The Rhode Island General Assembly wrapped up the 2012 Legislative Session earlier this week. This year’s session has brought some important changes to R.I. statutory law, including R.I. Workers’ Compensation (“work comp”) law.
A R.I work comp lawyer deals with various issues regarding labor and labor relations. This encompasses not only work comp but also Temporary Disability Insurance (“TDI”), an area of law improved by this year’s Session.
A proposed addition to Section 28-41-6 of the R.I. General Laws relates to the simultaneous collection of work comp and TDI benefits. This bill has passed through the Senate and House of Representatives, and awaits Governor Chafee’s approval.
Previously, Section 28-41-6, titled “Effect of waiting period credit and benefits of receipt of Workers’ Compensation payments”, provided that an eligible work comp recipient would be ineligible for TDI benefits such as waiting period credit benefits or dependents’ allowances. A strict reading of this statute does not allow for any exceptions. Thus, when the R.I. Supreme Court had the opportunity to interpret 28-41-6, it said, “[I]t is abundantly clear that the General Assembly intended receipt of workers’ compensation benefits to be a complete bar to receipt of TDI benefits.” Duffy v. Powell, 18 A.3d 487, 490 (R.I. 2011).

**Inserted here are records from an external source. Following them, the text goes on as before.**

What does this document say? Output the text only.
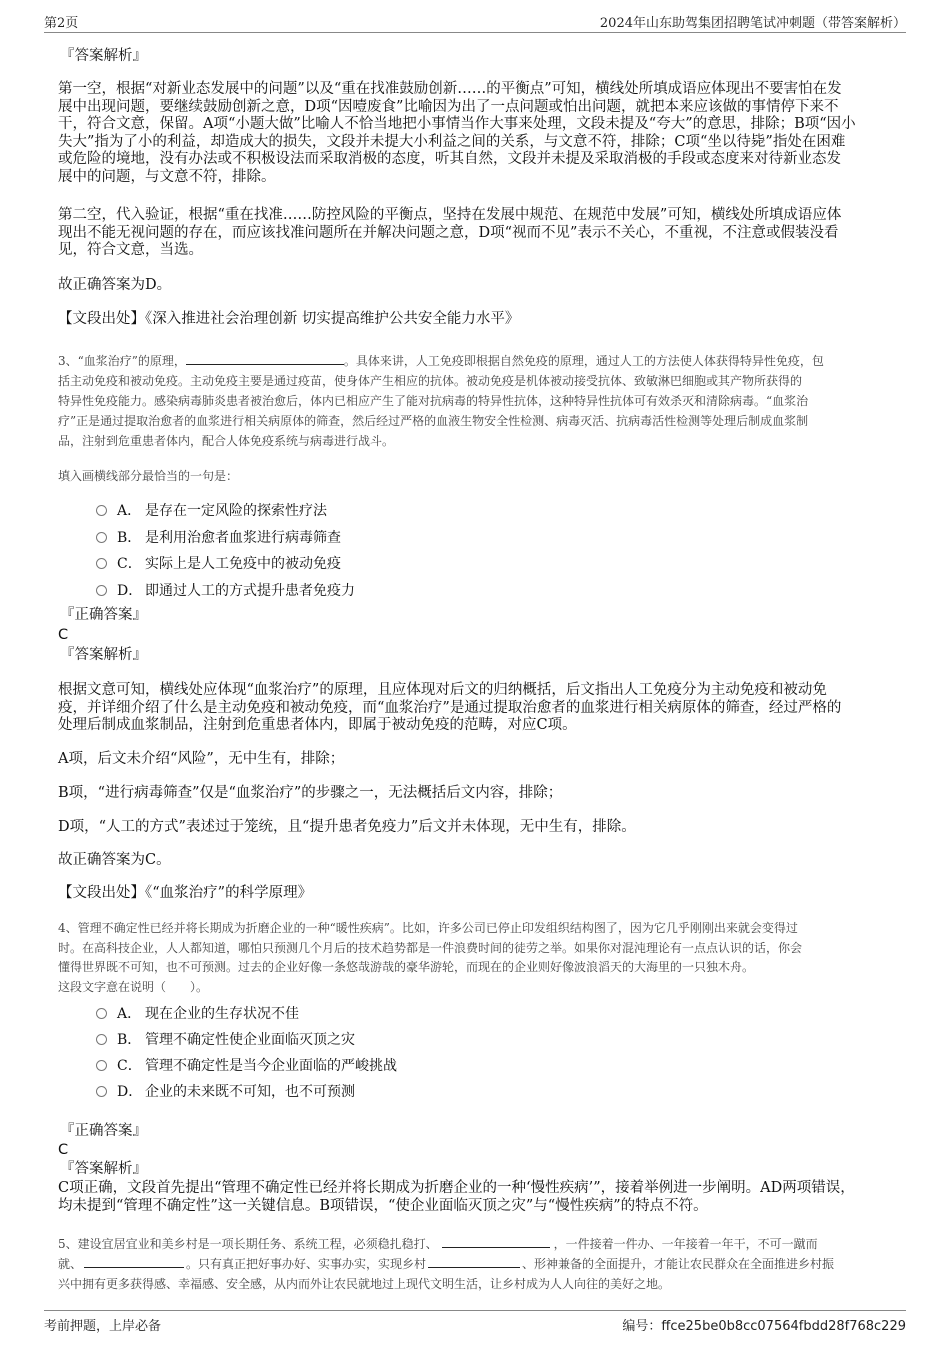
第2页	2024年山东助驾集团招聘笔试冲刺题（带答案解析）
『答案解析』
第一空，根据“对新业态发展中的问题”以及“重在找准鼓励创新……的平衡点”可知，横线处所填成语应体现出不要害怕在发
展中出现问题，要继续鼓励创新之意，D项“因噎废食”比喻因为出了一点问题或怕出问题，就把本来应该做的事情停下来不
干，符合文意，保留。A项“小题大做”比喻人不恰当地把小事情当作大事来处理，文段未提及“夸大”的意思，排除；B项“因小
失大”指为了小的利益，却造成大的损失，文段并未提大小利益之间的关系，与文意不符，排除；C项“坐以待毙”指处在困难
或危险的境地，没有办法或不积极设法而采取消极的态度，听其自然，文段并未提及采取消极的手段或态度来对待新业态发
展中的问题，与文意不符，排除。
第二空，代入验证，根据“重在找准……防控风险的平衡点，坚持在发展中规范、在规范中发展”可知，横线处所填成语应体
现出不能无视问题的存在，而应该找准问题所在并解决问题之意，D项“视而不见”表示不关心，不重视，不注意或假装没看
见，符合文意，当选。
故正确答案为D。
【文段出处】《深入推进社会治理创新 切实提高维护公共安全能力水平》
3、“血浆治疗”的原理，	。具体来讲，人工免疫即根据自然免疫的原理，通过人工的方法使人体获得特异性免疫，包
括主动免疫和被动免疫。主动免疫主要是通过疫苗，使身体产生相应的抗体。被动免疫是机体被动接受抗体、致敏淋巴细胞或其产物所获得的
特异性免疫能力。感染病毒肺炎患者被治愈后，体内已相应产生了能对抗病毒的特异性抗体，这种特异性抗体可有效杀灭和清除病毒。“血浆治
疗”正是通过提取治愈者的血浆进行相关病原体的筛查，然后经过严格的血液生物安全性检测、病毒灭活、抗病毒活性检测等处理后制成血浆制
品，注射到危重患者体内，配合人体免疫系统与病毒进行战斗。
填入画横线部分最恰当的一句是：
A． 是存在一定风险的探索性疗法
B． 是利用治愈者血浆进行病毒筛查
C． 实际上是人工免疫中的被动免疫
D． 即通过人工的方式提升患者免疫力
『正确答案』
C
『答案解析』
根据文意可知，横线处应体现“血浆治疗”的原理，且应体现对后文的归纳概括，后文指出人工免疫分为主动免疫和被动免
疫，并详细介绍了什么是主动免疫和被动免疫，而“血浆治疗”是通过提取治愈者的血浆进行相关病原体的筛查，经过严格的
处理后制成血浆制品，注射到危重患者体内，即属于被动免疫的范畴，对应C项。
A项，后文未介绍“风险”，无中生有，排除；
B项，“进行病毒筛查”仅是“血浆治疗”的步骤之一，无法概括后文内容，排除；
D项，“人工的方式”表述过于笼统，且“提升患者免疫力”后文并未体现，无中生有，排除。
故正确答案为C。
【文段出处】《“血浆治疗”的科学原理》
4、管理不确定性已经并将长期成为折磨企业的一种“暖性疾病”。比如，许多公司已停止印发组织结构图了，因为它几乎刚刚出来就会变得过
时。在高科技企业，人人都知道，哪怕只预测几个月后的技术趋势都是一件浪费时间的徒劳之举。如果你对混沌理论有一点点认识的话，你会
懂得世界既不可知，也不可预测。过去的企业好像一条悠哉游哉的豪华游轮，而现在的企业则好像波浪滔天的大海里的一只独木舟。
这段文字意在说明（　　）。
A． 现在企业的生存状况不佳
B． 管理不确定性使企业面临灭顶之灾
C． 管理不确定性是当今企业面临的严峻挑战
D． 企业的未来既不可知，也不可预测
『正确答案』
C
『答案解析』
C项正确，文段首先提出“管理不确定性已经并将长期成为折磨企业的一种‘慢性疾病’”，接着举例进一步阐明。AD两项错误，
均未提到“管理不确定性”这一关键信息。B项错误，“使企业面临灭顶之灾”与“慢性疾病”的特点不符。
5、建设宜居宜业和美乡村是一项长期任务、系统工程，必须稳扎稳打、	，一件接着一件办、一年接着一年干，不可一蹴而
就、	。只有真正把好事办好、实事办实，实现乡村	、形神兼备的全面提升，才能让农民群众在全面推进乡村振
兴中拥有更多获得感、幸福感、安全感，从内而外让农民就地过上现代文明生活，让乡村成为人人向往的美好之地。
考前押题，上岸必备	编号：ffce25be0b8cc07564fbdd28f768c229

Provided, however, that nothing shall be construed to deny benefits or waiting period credit benefits or dependents’ allowances under this chapter to individuals who receive a lump sum settlement pursuant to section 28-33-25 and subsequently apply for benefits under this chapter as long as the sickness or illness is materially different from the one for which the individual was paid workers’ compensation, is not affected by said injury and/or the medical condition did not result from the injury for which the employee was paid workers’ compensation benefits.

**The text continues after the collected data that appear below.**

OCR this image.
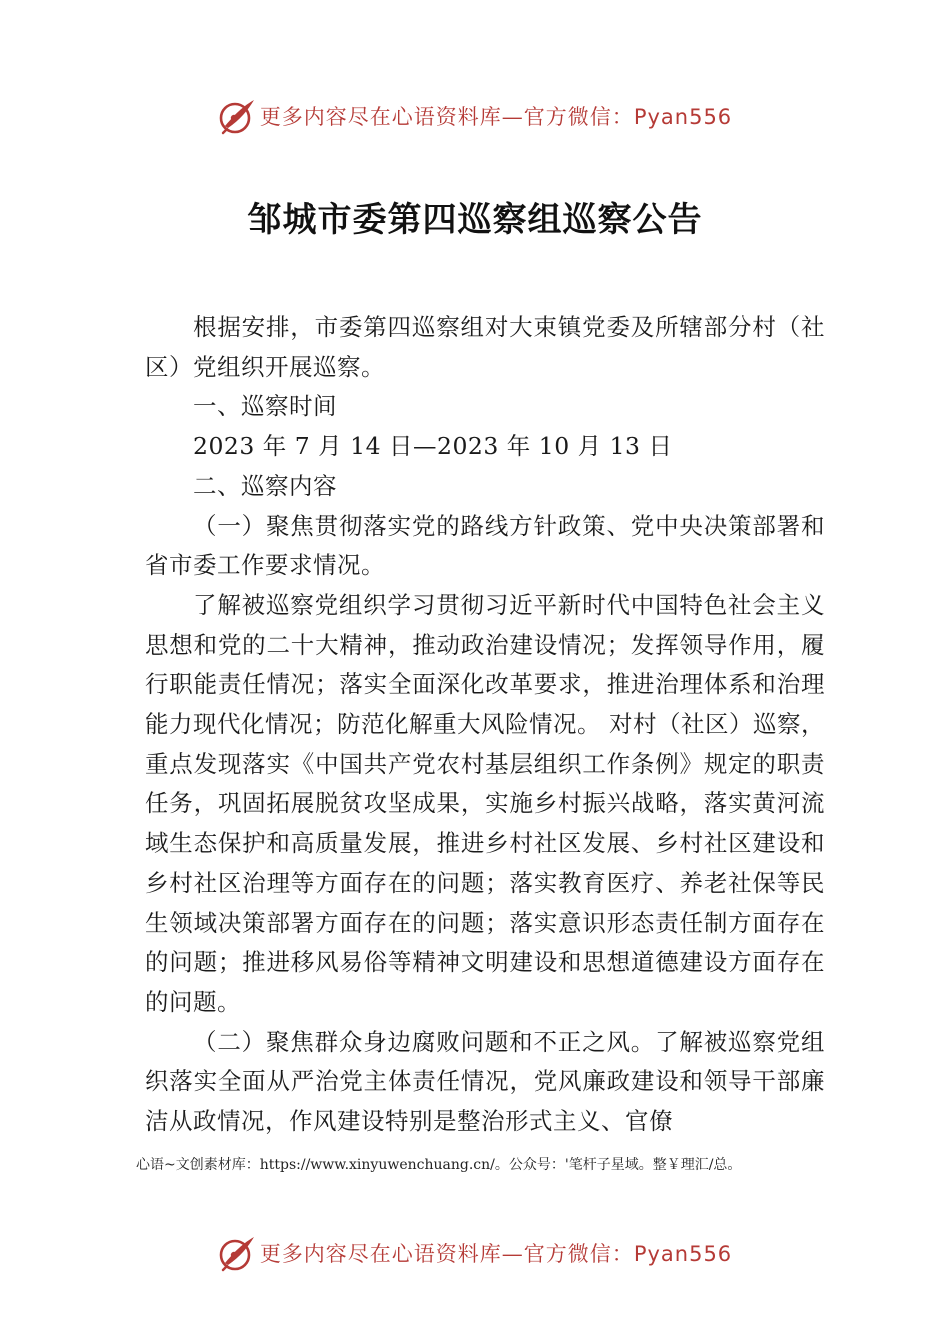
更多内容尽在心语资料库—官方微信：Pyan556
邹城市委第四巡察组巡察公告

根据安排，市委第四巡察组对大束镇党委及所辖部分村（社区）党组织开展巡察。

一、巡察时间

2023 年 7 月 14 日—2023 年 10 月 13 日

二、巡察内容

（一）聚焦贯彻落实党的路线方针政策、党中央决策部署和省市委工作要求情况。

了解被巡察党组织学习贯彻习近平新时代中国特色社会主义思想和党的二十大精神，推动政治建设情况；发挥领导作用，履行职能责任情况；落实全面深化改革要求，推进治理体系和治理能力现代化情况；防范化解重大风险情况。 对村（社区）巡察，重点发现落实《中国共产党农村基层组织工作条例》规定的职责任务，巩固拓展脱贫攻坚成果，实施乡村振兴战略，落实黄河流域生态保护和高质量发展，推进乡村社区发展、乡村社区建设和乡村社区治理等方面存在的问题；落实教育医疗、养老社保等民生领域决策部署方面存在的问题；落实意识形态责任制方面存在的问题；推进移风易俗等精神文明建设和思想道德建设方面存在的问题。

（二）聚焦群众身边腐败问题和不正之风。了解被巡察党组织落实全面从严治党主体责任情况，党风廉政建设和领导干部廉洁从政情况，作风建设特别是整治形式主义、官僚

心语~文创素材库：https://www.xinyuwenchuang.cn/。公众号：'笔杆子星域。整￥理汇/总。
更多内容尽在心语资料库—官方微信：Pyan556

This helps an injured party receive benefits that he or she should rightly be entitled to. Let’s say an employee is injured on the job and receives a lump sum payment of work comp benefits. If he then suffers an unrelated injury, he can now receive TDI benefits for the second injury. Without this addition to the law, benefits could previously have been denied because the wording of the statute seemingly precluded the receipt of TDI benefits for someone who received work comp benefits.